Vol. 77, Nº 3Débat de spécialistes

Que peut faire un service de police à l’égard du stress au travail?

Être fort est une question de survie pour les policiers, mais la véritable force réside dans la connaissance de la santé mentale, affirme le surint. Guy Rook. Crédit : GRC

Les spécialistes

  • Surint. Guy Rook, chef du District Nord-Est et champion de la santé mentale en Ontario, GRC
  • Patrick Baillie, Ph. D., Services psychologiques, Service de police de Calgary
  • David Dingley, psychologue agréé, Maple Ridge (C.-B.)
  • Sarah Creighton, chef de police adjointe, Formation, Perfectionnement et Mieux être des employés, Service de police de San Diego

Surint. Guy Rook

« Parlons santé mentale » est la devise officieuse et la première étape de la stratégie en santé mentale de la GRC en Ontario. Parler santé mentale au travail semblait simple et évident, tellement évident qu'on peut se demander en quoi cette stratégie est novatrice.

En Ontario, la GRC fait face à un nombre inhabituellement élevé d'enquêtes relatives à la sécurité nationale et de pressions budgétaires. En découlent incertitude et imprévisibilité, mais aussi, éloignement du lieu de travail habituel et du foyer pour de nombreux employés détachés.

C'est ce qui nous a amené à croire qu'il fallait sans tarder parler de santé mentale à titre préventif afin de gérer le haut niveau de stress et d'anxiété que nous étions nombreux à éprouver.

Nous avons donc organisé des séances pour informer les membres des services et des outils de santé mentale à leur disposition. Nous avons aussi présenté des techniques de gestion du stress propices au développement de la résilience, parlé de stigmatisation et raconté notre histoire personnelle pour montrer que les difficultés personnelles et professionnelles sont tout à fait normales.
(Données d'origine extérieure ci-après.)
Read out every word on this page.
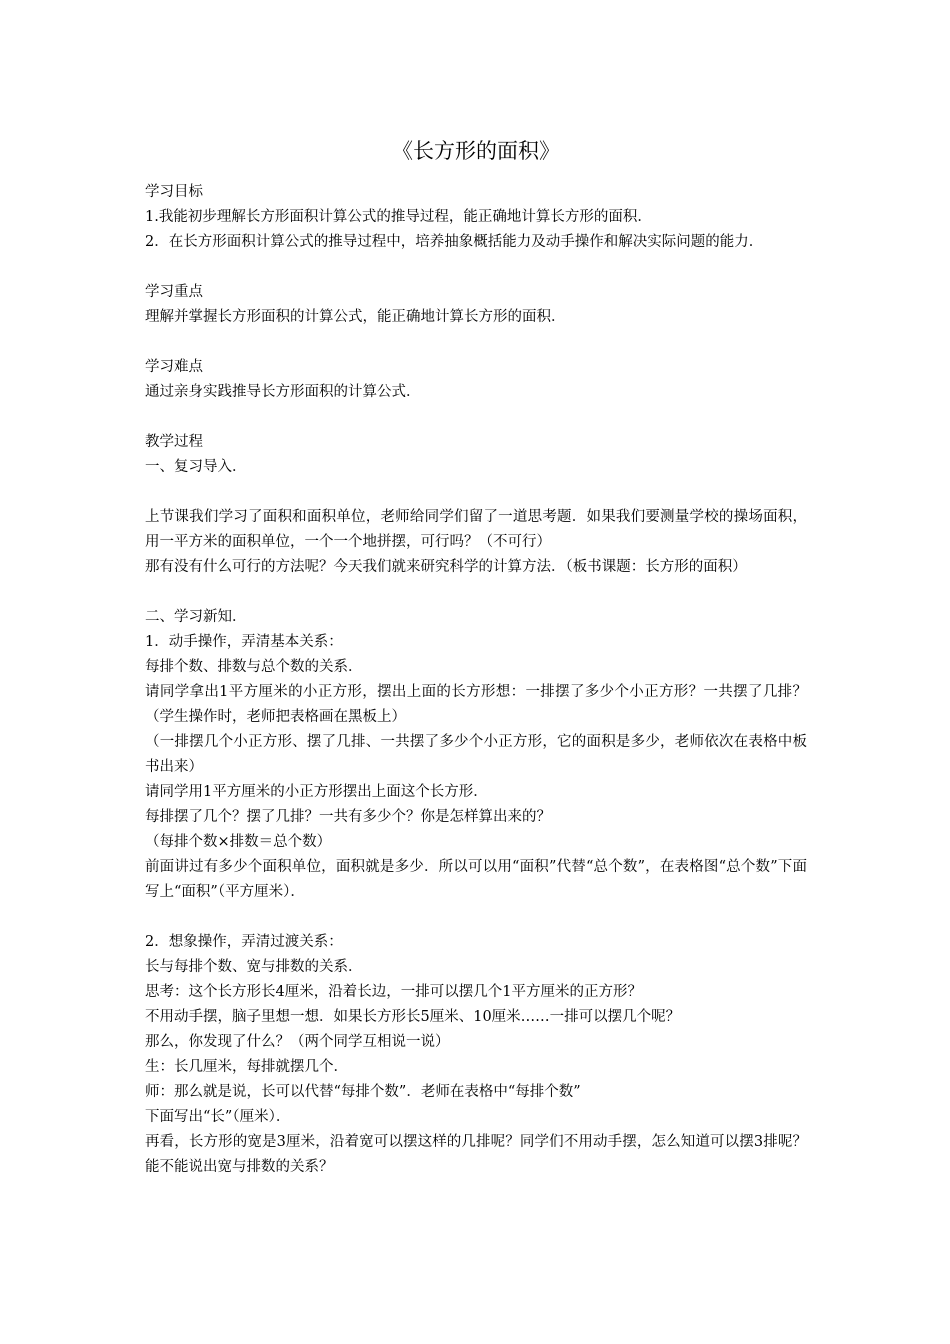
《长方形的面积》

学习目标

1.我能初步理解长方形面积计算公式的推导过程，能正确地计算长方形的面积．

2．在长方形面积计算公式的推导过程中，培养抽象概括能力及动手操作和解决实际问题的能力．

学习重点

理解并掌握长方形面积的计算公式，能正确地计算长方形的面积．

学习难点

通过亲身实践推导长方形面积的计算公式．

教学过程

一、复习导入．

上节课我们学习了面积和面积单位，老师给同学们留了一道思考题．如果我们要测量学校的操场面积，用一平方米的面积单位，一个一个地拼摆，可行吗？（不可行）

那有没有什么可行的方法呢？今天我们就来研究科学的计算方法．（板书课题：长方形的面积）

二、学习新知．

1．动手操作，弄清基本关系：

每排个数、排数与总个数的关系．

请同学拿出1平方厘米的小正方形，摆出上面的长方形想：一排摆了多少个小正方形？一共摆了几排？（学生操作时，老师把表格画在黑板上）

（一排摆几个小正方形、摆了几排、一共摆了多少个小正方形，它的面积是多少，老师依次在表格中板书出来）

请同学用1平方厘米的小正方形摆出上面这个长方形．

每排摆了几个？摆了几排？一共有多少个？你是怎样算出来的？

（每排个数×排数＝总个数）

前面讲过有多少个面积单位，面积就是多少．所以可以用“面积”代替“总个数”，在表格图“总个数”下面写上“面积”（平方厘米）．

2．想象操作，弄清过渡关系：

长与每排个数、宽与排数的关系．

思考：这个长方形长4厘米，沿着长边，一排可以摆几个1平方厘米的正方形？

不用动手摆，脑子里想一想．如果长方形长5厘米、10厘米……一排可以摆几个呢？

那么，你发现了什么？（两个同学互相说一说）

生：长几厘米，每排就摆几个．

师：那么就是说，长可以代替“每排个数”．老师在表格中“每排个数”

下面写出“长”（厘米）．

再看，长方形的宽是3厘米，沿着宽可以摆这样的几排呢？同学们不用动手摆，怎么知道可以摆3排呢？能不能说出宽与排数的关系？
Plus de 1 480 participants ont assisté aux 40 séances offertes en six mois. En général, leurs commentaires étaient positifs et similaires. Mais le plus important est que ces séances nous ont permis d'apprendre ceci :

  1. Plus que le travail lui-même, la nocivité d'un milieu de travail et l'oppression des superviseurs rendent difficile le maintien d'une bonne santé mentale.
  2. Les préjugés et le manque de connaissances ou d'expérience sont des obstacles à la nécessité et au désir de parler ouvertement et avec confiance de santé mentale.
  3. La forte réticence de certains à obtenir de l'aide d'autres personnes ou de l'organisation s'explique par la peur des conséquences qui pourraient en découler.
  4. Nous avons de nombreux services et systèmes de soutien efficaces en matière de santé mentale qu'il faut mieux faire connaître afin qu'ils soient plus utilisés.

Les superviseurs doivent être les défenseurs de la santé mentale. Pour soutenir leurs employés, il est important qu'ils aient des connaissances dans le domaine, qu'ils se montrent empathiques et qu'ils s'élèvent contre les fausses croyances ou les stéréotypes négatifs véhiculés à l'endroit de la santé mentale.
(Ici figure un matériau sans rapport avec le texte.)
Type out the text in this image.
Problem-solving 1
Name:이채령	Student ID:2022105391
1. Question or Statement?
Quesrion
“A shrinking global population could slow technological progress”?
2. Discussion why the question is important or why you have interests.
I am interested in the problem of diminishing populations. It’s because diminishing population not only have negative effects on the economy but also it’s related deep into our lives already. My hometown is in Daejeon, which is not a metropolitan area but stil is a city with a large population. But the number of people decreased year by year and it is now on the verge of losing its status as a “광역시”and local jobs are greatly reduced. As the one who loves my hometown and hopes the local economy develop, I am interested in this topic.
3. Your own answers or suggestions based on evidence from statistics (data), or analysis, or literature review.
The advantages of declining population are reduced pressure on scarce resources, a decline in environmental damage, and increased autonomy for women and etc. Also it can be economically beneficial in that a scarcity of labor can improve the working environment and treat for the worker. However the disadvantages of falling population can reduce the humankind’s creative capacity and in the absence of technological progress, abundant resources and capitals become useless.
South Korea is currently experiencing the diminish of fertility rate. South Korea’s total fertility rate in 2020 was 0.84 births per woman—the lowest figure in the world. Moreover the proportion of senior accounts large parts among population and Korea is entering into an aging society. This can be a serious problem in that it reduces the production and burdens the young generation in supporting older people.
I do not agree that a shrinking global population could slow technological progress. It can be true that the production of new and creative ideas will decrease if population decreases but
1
Le public s'attend de la police qu'elle assure la sécurité, qu'elle affronte la violence et l'intimidation et qu'elle prenne en charge les situations qui ne sont que terreur et chaos pour les autres.
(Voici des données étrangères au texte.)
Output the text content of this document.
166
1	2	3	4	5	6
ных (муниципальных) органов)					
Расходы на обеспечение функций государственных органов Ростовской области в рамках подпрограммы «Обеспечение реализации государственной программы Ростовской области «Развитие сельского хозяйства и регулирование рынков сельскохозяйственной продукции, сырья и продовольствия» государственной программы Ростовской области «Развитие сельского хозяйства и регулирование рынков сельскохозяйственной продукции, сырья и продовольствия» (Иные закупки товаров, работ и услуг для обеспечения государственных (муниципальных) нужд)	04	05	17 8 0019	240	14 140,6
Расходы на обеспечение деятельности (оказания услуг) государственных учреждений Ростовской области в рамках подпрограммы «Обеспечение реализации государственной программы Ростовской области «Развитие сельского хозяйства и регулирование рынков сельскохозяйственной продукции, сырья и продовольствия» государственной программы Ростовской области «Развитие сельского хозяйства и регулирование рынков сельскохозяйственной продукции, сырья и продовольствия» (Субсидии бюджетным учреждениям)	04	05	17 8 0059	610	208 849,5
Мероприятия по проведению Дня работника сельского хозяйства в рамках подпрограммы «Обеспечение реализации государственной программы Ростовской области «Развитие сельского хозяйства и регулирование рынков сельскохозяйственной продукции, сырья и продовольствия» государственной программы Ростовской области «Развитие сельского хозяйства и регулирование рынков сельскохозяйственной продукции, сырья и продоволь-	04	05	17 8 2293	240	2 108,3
Nous apprenons à être forts parce que notre survie sur le terrain en dépend et nous appliquons ce même principe au bureau. Les membres de services de police, employés de soutien y compris, doivent répondre à des normes et à des attentes des plus élevées tout en gérant des exigences conflictuelles.

La force véritable ne réside cependant pas dans le déni ou les apparences d'invincibilité. Elle réside plutôt dans le fait de savoir ce qu'est la santé mentale et ce qu'il faut faire pour en prendre soin, ainsi que dans la capacité de faire preuve d'attention et de respect les uns envers les autres. Celui qui souhaite exceller dans ses fonctions de supervision opérationnelle doit être attentionné et bien informé, et ne doit pas hésiter à parler de santé mentale et à dissiper les préjugés.

Patrick Baillie, Ph. D.

De nos jours, on reconnaît et on accepte beaucoup plus le stress lié au travail policier. Nombre de services de police canadiens estiment nécessaire de surveiller et de soutenir la santé mentale de leurs membres.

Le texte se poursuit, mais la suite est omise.